Actual starts climb slightly in October, CMHC says
OTTAWA – While housing starts climbed slightly on an actual basis in October, they fell on a seasonally adjusted basis and according to its own trend measure, the Canada Mortgage & Housing Corporation (CMHC) reported last week.
The federal housing authority said the trend in housing starts was 264,264 units in October, down 2.3% from 270,661 units in September. This trend measure is a six-month moving average of the monthly seasonally adjusted annual rates (SAAR) of housing starts.

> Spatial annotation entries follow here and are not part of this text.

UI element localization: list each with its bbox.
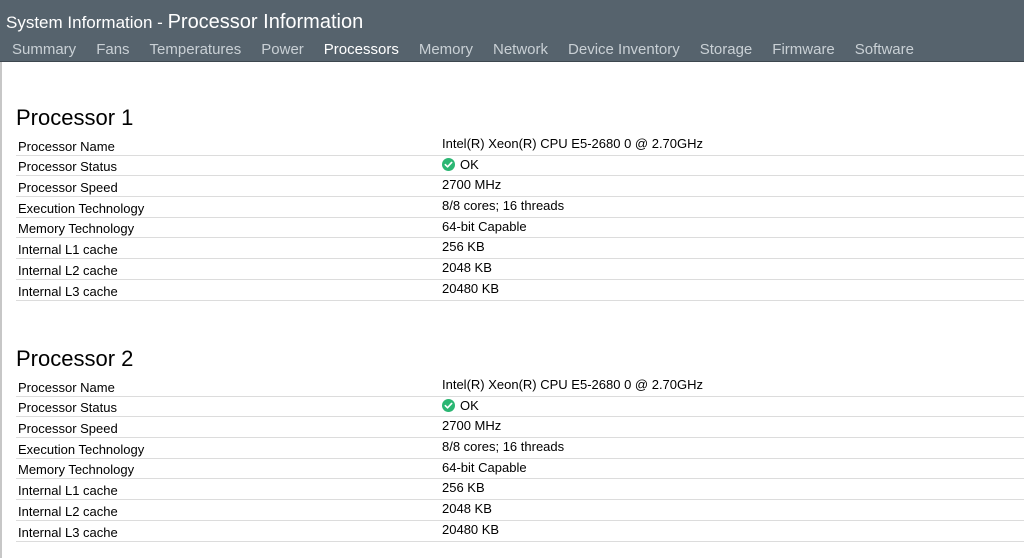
table-row: Internal L1 cache 256 KB (16, 238, 1024, 260)
row-value: 8/8 cores; 16 threads (442, 439, 565, 455)
row-label: Execution Technology (18, 441, 145, 457)
row-label: Memory Technology (18, 221, 135, 237)
status-ok-icon (442, 158, 455, 172)
table-row: Internal L3 cache 20480 KB (16, 280, 1024, 301)
row-label: Processor Speed (18, 180, 118, 196)
row-value: 2048 KB (442, 501, 492, 517)
row-value: 64-bit Capable (442, 459, 527, 475)
page-title-prefix: System Information - (6, 13, 168, 32)
tab-fans[interactable]: Fans (86, 37, 139, 62)
row-value: OK (442, 157, 479, 173)
row-label: Internal L1 cache (18, 483, 118, 499)
table-row: Processor Name Intel(R) Xeon(R) CPU E5-2… (16, 135, 1024, 156)
row-value: OK (442, 398, 479, 414)
row-label: Internal L2 cache (18, 503, 118, 519)
row-label: Processor Status (18, 400, 117, 416)
table-row: Execution Technology 8/8 cores; 16 threa… (16, 197, 1024, 218)
page-title-main: Processor Information (167, 11, 364, 33)
tab-storage[interactable]: Storage (690, 37, 763, 62)
row-value: 8/8 cores; 16 threads (442, 198, 565, 214)
processor-1-section: Processor 1 Processor Name Intel(R) Xeon… (16, 101, 1024, 301)
table-row: Execution Technology 8/8 cores; 16 threa… (16, 438, 1024, 459)
header-bar: System Information - Processor Informati… (0, 0, 1024, 62)
row-value: 20480 KB (442, 280, 500, 296)
row-value: Intel(R) Xeon(R) CPU E5-2680 0 @ 2.70GHz (442, 377, 704, 392)
row-value: 256 KB (442, 480, 485, 496)
row-value: 2700 MHz (442, 418, 502, 434)
row-value: 2700 MHz (442, 177, 502, 193)
status-text: OK (460, 397, 479, 413)
row-label: Internal L1 cache (18, 242, 118, 258)
processor-2-section: Processor 2 Processor Name Intel(R) Xeon… (16, 342, 1024, 542)
tab-memory[interactable]: Memory (409, 37, 483, 62)
table-row: Internal L1 cache 256 KB (16, 479, 1024, 501)
row-value: 64-bit Capable (442, 218, 527, 234)
tab-bar: Summary Fans Temperatures Power Processo… (2, 37, 924, 62)
processor-2-table: Processor Name Intel(R) Xeon(R) CPU E5-2… (16, 376, 1024, 542)
page-title: System Information - Processor Informati… (6, 10, 363, 36)
row-label: Processor Name (18, 379, 115, 395)
row-label: Internal L2 cache (18, 262, 118, 278)
tab-network[interactable]: Network (483, 37, 558, 62)
tab-power[interactable]: Power (251, 37, 314, 62)
status-ok-icon (442, 399, 455, 413)
processor-1-table: Processor Name Intel(R) Xeon(R) CPU E5-2… (16, 135, 1024, 301)
tab-device-inventory[interactable]: Device Inventory (558, 37, 690, 62)
processor-1-heading: Processor 1 (16, 105, 134, 130)
table-row: Memory Technology 64-bit Capable (16, 218, 1024, 239)
tab-processors[interactable]: Processors (314, 37, 409, 62)
tab-software[interactable]: Software (845, 37, 924, 62)
row-label: Processor Status (18, 159, 117, 175)
status-text: OK (460, 156, 479, 172)
row-label: Memory Technology (18, 462, 135, 478)
table-row: Processor Name Intel(R) Xeon(R) CPU E5-2… (16, 376, 1024, 397)
tab-summary[interactable]: Summary (2, 37, 86, 62)
row-label: Internal L3 cache (18, 524, 118, 540)
row-value: 2048 KB (442, 260, 492, 276)
processor-2-heading: Processor 2 (16, 346, 134, 371)
row-value: 20480 KB (442, 521, 500, 537)
table-row: Processor Status OK (16, 397, 1024, 418)
row-value: 256 KB (442, 239, 485, 255)
row-label: Internal L3 cache (18, 283, 118, 299)
content-panel: Processor 1 Processor Name Intel(R) Xeon… (0, 62, 1024, 558)
table-row: Internal L2 cache 2048 KB (16, 259, 1024, 280)
row-label: Processor Speed (18, 421, 118, 437)
row-value: Intel(R) Xeon(R) CPU E5-2680 0 @ 2.70GHz (442, 136, 704, 151)
table-row: Memory Technology 64-bit Capable (16, 459, 1024, 480)
table-row: Processor Status OK (16, 156, 1024, 177)
tab-temperatures[interactable]: Temperatures (140, 37, 252, 62)
tab-firmware[interactable]: Firmware (762, 37, 845, 62)
row-label: Execution Technology (18, 200, 145, 216)
table-row: Internal L3 cache 20480 KB (16, 521, 1024, 542)
table-row: Internal L2 cache 2048 KB (16, 500, 1024, 521)
table-row: Processor Speed 2700 MHz (16, 417, 1024, 439)
table-row: Processor Speed 2700 MHz (16, 176, 1024, 198)
row-label: Processor Name (18, 138, 115, 154)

“The six-month trend in housing starts declined from September to October, as the retreat in total starts from their earlier 2021 levels continued,” CMHC chief economist Bob Dugan said in a statement. “For SAAR housing starts in Canada’s urban areas, a slight increase in single-detached starts didn’t offset a larger decrease in multi-family starts in October and led to a decline in overall starts for the month.
“On a trend and monthly SAAR basis, however, the level of housing starts activity in Canada remains high in historical terms,” he continued, adding, “Among Vancouver, Toronto and Montreal, Vancouver was the only market to register growth in total SAAR starts in October, due to a rebound from the prior month in the multi-family segment.”
CMHC uses the trend measure as a complement to the monthly SAAR of housing starts to account for considerable swings in monthly estimates and obtain a more complete picture of Canada's housing market. In some situations, analyzing only SAAR data can be misleading, as the multi-unit segment largely drives the market and can vary significantly from one month to the next.
The standalone monthly SAAR of housing starts for all areas in Canada was 236,554 units in October, a decrease of 5.3% from 249,922 units in September. The SAAR of urban starts decreased by 3.7% in October to 214,797 units. Multiple urban starts decreased by 5.3% to 156,781 units in October, while single-detached urban starts increased by 1% to 58,016 units.
Rural starts were estimated at a seasonally adjusted annual rate of 21,757 units.
However, real housing starts for the month of October paint a slightly different picture.
Starts of single-family homes in Canada’s urban areas (defined by CMHC as population centres with more than 10,000 people) were flat on a year-over-year basis in October at 5,309 units. Declines of 7% and 18% in Quebec and Ontario respectively were offset by upticks of 80% in Atlantic Canada, 19% across the Prairies and 5% in British Columbia.
Because of strong gains throughout the earlier part of 2021, single-family starts for the ten months ending in October were up 34% to 53,691 units – compared to 40,152 units for same period last year.
Gains were made in every region of the country, ranging from 21% in B.C. to 51% across the Prairies.
Multi-unit segment starts for October were tagged at a preliminary and actual 13,781 units, a comparatively modest 6% gain over the 12,983 units for same month last year. This segment includes everything from apartments to townhouses and other linked homes for both the rental and ownership market.
Once again, Atlantic Canada led the way with an uptick for the month of 282%, supported by more modest gains in Quebec and B.C. These were offset by declines in Ontario and the Prairies.
For the year-to-date, the multi-unit segment spins a similar tale with starts totalling 147,779 units, a 20% advance over the prior year’s 122,810 units. Every region of the country saw an increase, ranging from 11% in Atlantic Canada and Ontario to 33% in B.C.
This means for October 2021, total actual housing starts were set at a preliminary 19,090 units, up 4% from 18,296 units in October 2020. Declines in Ontario and across the Prairies were offset by gains in Atlantic Canada, Quebec and B.C.
For the year to date, total housing starts were pegged at 201,470 units – a 24% advance from the 162,962 units started during the first ten months of 2020. Once again, all five regions reported gains.
In her research note, Rishi Sondhi of TD Economics (addressing the trend and seasonally adjusted figures) seemed to expect this month’s CMHC report, opined activity may also have been dragged down somewhat by on-going labour shortages. However, she pointed out building permits are holding at high levels, limiting the downside risk for starts in coming months.
“Over the longer term, housing starts should be supported by robust demand and elevated prices,” she said, adding, “In addition, new housing markets remain extremely tight, evidenced by ultra-low levels of unsold inventories, which will likely add some additional support. Improving population growth should also help keep starts elevated.”